Materials: Mahogany legs; penteclethra seat rails; tulip poplar arm supports; bald cypress all other secondary woods (all by microanalysis).


Label TextThis chair is a product of Charleston, South Carolina. Although much of the furniture made there during the last decades of the colonial era was comparatively elaborate, this piece demonstrates that Charlestonians also espoused the British "neat and plain" taste then so popular in the Chesapeake. In fact, British design influences were prevalent in most Charleston furniture of that date, be it plain or embellished. The rear cabriole legs on this chair are common enough on English chairs, but they are relatively rare on American examples. Likewise, the thick, oval-shaped rear feet, unknown elsewhere in the colonies, have been found on a number of British chairs.

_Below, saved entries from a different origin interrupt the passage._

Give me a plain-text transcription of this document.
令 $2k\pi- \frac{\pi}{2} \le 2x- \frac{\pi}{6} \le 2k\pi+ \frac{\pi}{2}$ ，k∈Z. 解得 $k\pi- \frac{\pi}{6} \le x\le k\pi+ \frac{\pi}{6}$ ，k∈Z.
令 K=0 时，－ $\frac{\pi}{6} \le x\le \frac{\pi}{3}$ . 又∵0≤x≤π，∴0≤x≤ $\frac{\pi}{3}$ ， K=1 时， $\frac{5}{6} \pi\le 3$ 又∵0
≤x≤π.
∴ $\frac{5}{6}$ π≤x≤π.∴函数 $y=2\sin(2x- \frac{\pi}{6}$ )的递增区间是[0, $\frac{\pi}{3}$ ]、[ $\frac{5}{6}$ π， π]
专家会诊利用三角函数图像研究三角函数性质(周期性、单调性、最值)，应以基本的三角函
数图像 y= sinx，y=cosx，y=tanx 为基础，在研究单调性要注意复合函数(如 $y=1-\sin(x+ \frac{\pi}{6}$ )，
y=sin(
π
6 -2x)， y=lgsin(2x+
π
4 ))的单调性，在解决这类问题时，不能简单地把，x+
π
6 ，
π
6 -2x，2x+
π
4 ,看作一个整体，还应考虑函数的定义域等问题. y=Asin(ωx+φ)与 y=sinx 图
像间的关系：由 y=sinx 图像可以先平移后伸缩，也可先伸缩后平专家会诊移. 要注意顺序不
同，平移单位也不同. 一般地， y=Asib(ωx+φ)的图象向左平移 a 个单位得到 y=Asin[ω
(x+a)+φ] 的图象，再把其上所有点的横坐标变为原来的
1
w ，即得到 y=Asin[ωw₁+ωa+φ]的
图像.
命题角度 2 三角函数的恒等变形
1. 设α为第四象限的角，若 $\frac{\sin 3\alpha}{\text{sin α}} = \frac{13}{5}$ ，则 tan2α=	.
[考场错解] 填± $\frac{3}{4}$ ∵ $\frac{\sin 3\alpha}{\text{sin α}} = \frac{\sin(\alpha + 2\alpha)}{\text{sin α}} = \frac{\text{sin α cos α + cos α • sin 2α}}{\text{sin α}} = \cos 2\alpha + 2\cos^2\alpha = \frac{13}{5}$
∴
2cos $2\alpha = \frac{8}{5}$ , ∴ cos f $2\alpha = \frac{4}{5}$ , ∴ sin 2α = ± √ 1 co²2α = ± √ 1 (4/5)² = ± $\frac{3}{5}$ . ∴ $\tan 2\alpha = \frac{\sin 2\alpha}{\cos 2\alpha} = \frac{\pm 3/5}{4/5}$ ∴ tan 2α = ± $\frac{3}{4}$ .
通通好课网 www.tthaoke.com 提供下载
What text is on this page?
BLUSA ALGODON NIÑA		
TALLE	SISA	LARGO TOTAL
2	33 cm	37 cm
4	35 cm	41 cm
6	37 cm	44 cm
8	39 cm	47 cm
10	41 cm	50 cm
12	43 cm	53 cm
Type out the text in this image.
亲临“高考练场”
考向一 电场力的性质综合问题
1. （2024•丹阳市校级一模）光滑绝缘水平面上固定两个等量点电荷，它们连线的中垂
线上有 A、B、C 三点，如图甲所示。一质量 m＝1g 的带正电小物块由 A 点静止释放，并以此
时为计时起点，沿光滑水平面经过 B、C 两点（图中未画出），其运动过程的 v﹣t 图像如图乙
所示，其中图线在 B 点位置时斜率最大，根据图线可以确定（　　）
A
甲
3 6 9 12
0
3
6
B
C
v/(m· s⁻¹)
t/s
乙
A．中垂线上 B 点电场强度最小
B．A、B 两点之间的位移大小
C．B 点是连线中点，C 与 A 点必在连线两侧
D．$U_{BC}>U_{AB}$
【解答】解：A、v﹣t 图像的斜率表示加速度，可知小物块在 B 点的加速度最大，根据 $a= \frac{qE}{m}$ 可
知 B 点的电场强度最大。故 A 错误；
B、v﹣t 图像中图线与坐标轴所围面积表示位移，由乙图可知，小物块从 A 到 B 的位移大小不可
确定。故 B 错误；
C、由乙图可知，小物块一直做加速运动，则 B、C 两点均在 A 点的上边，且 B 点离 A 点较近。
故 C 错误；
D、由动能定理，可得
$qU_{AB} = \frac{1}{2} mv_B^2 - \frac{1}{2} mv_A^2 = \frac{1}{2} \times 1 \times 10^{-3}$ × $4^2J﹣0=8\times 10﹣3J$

The attribution of the chair to Charleston is based on the extensive use of bald cypress in its framing and on the presence of structural and stylistic details like the high rear feet, the broadly curved knees, the appearance of exposed tenons where the wing supports join the seat rails, the use of solid single-piece arm supports, and the seating of the wing crests into open notches on the stiles. A history of ownership at Mount Parnassus plantation on the Cooper River reinforces the Charleston attribution.

InscribedNone.
MarkingsNone.
ProvenanceAcquired by source (Louis Richmond) from Edith J. Brown Scott of Columbia, South Carolina in 1930. In letters to Richmond dated January 6 and January 10, 1931 (see object file) Mrs. Scott indicated that the chair "came to me from my Fathers Mothers plantation up on Cooper River about 17 miles from Charleston S.C." Mrs. Scott was the daughter of William Stevens Brown (born ca. 1819). Brown was the son of Charles T. Brown and Susannah Catherine Tennent. Susannah Tennent (Mrs. Scott's "Fathers Mother") was the daughter of William Tennent and Susannah Virgereau. The Cooper River plantation mentioned by Mrs. Scott may have been Mount Parnassus, an eighteenth-century house on the north side of the river in the Goose Creek district. According to A DAY ON COOPER RIVER, John B. Irving (reprint 1969), Mount Parnassus remained in the Tennent family until 1867. More genealogical research should be undertaken to clear up the details of this history.